There is also a highly-contested competition each year in Paris for the best baguette, called Grand Prix de la Baguette de Tradition Française de la Ville de Paris. The prize is that you get to supply the President of France with his bread for a whole year! This year it was won, a little bit contraversially, by a Senegalese-born baker called Djibril Bodian who runs Le Grenier à Pain Abbesses, 38 rue des Abbesses, 75018.
Here is some useful vocabulary for your trip to the bakery:
Firstly you need to locate said establishment. The French word for 'baker' is 'boulanger' and 'bakery' is 'boulangerie.' If you find anything which promises 'patisserie' as well, you know you're in for a treat!
Once you're in the shop, you'll probably be faced with a huge choice, but the baguette is by far and away the most popular decision.
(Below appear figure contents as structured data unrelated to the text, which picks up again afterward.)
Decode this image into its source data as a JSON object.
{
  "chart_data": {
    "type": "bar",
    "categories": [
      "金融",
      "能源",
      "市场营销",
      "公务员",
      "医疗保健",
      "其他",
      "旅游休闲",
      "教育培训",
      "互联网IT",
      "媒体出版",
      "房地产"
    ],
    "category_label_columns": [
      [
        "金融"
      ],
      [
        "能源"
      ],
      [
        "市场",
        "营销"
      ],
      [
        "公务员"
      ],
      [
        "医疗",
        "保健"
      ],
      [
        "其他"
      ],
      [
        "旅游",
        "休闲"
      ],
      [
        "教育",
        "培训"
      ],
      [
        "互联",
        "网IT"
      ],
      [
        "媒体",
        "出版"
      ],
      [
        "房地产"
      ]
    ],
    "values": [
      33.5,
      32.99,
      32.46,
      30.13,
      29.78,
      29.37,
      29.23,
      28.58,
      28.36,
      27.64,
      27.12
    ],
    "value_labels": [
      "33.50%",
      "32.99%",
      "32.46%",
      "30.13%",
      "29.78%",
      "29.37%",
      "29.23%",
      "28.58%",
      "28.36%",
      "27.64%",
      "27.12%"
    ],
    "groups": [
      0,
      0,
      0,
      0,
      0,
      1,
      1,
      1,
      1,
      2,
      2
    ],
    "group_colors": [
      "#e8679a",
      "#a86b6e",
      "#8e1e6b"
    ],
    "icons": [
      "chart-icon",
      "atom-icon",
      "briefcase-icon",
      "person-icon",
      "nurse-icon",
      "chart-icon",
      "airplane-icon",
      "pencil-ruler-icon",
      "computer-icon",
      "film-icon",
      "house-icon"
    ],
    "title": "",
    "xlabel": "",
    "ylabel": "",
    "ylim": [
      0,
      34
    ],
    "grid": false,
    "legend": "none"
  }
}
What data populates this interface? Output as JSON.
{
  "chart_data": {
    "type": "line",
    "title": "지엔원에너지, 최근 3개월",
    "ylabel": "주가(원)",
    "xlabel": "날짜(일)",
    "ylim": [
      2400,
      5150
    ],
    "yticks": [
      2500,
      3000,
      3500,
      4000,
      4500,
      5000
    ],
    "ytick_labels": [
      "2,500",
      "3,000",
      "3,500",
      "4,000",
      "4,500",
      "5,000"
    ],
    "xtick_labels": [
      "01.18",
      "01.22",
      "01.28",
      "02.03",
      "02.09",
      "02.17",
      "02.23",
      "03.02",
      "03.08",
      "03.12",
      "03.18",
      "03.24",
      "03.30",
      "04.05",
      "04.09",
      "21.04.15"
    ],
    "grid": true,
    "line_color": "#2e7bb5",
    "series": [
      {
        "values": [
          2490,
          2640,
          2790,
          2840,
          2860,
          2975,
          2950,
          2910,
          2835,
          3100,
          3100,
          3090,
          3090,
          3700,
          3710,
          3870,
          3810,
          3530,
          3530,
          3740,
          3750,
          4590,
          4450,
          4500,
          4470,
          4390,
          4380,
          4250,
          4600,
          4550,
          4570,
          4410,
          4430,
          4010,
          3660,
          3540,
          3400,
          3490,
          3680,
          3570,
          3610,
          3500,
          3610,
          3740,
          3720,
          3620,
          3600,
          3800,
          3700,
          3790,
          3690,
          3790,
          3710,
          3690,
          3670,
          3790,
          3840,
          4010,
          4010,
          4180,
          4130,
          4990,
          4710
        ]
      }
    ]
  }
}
- Une baguette, s'il vous plait.
- Une demi-baguette, s'il vous plait.
or if you want to try a baguette made according to the traditional method (which means that the baguette must be mixed, kneaded, leavened and baked on site, without being frozen, and with strictly four ingredients - wheat flour, water, salt and yeast - and no additives which are sometimes found in the 'normal' baguette) you can order:
- Une tradition, s'il vous plait.
You're then likely to be asked:
- Vous desirez autre chose?
To which you probably reluctantly have to respond:
- Non, merci.
But now, once you've successfully exchanged the correct coins and come away grinning from ear to ear, clutching your purchase, you enter into the domain of French 'bread etiquette.'
Firstly, if you're an early riser and you bought your baguette for breakfast or you have yesterday's leftovers, the most common breakfast is a 'tartine' ('toast.') The baguette is cut lengthways and generally toasted, although that's not necessary if the bread is still warm from the boulanger's oven. What goes on top of your warm baguette is down to personal preference. My favourites are either butter and honey or nutella, especially if it's the weekend, but I wouldn't say no to butter and jam either and I believe that's one of the most popular.
So you're probably following along this far, but starting to think 'ok, what's so special about all this...' well, here it is, once you've lovingly made your tartine, it's a typical French custom to dunk your jammy-buttery-bread into your bowl (yes, not a mug) of milky coffee or hot chocolate!! What do you think about that?
Now moving on to lunch or dinner, it's a whole new ball-game.
1. the baguette should be cut or torn into slices and served in a basket or bowl to be placed in the middle of the table
2. the bread is not meant as a starter in its own right nor is it to be spread with butter
3. you should not use your knife to cut into your slice of bread, instead tear into it with your fingers and tear off bite-sized pieces
4. do not put the bread down on the plate, but on the table just to the side
5. you can, and in fact you're encouraged to, here in France, use a bite-sized piece of bread to mop up any left over sauce or juices on your plate
N.B. It is perfectly acceptable to have already eaten half of your baguette by the time you get back to your flat. This is even more understandable if the bread was still warm from the oven when you bought it. This is the underlying reason why you should frequent the boulangerie closest to where you live - to give your baguette every chance of reaching the table!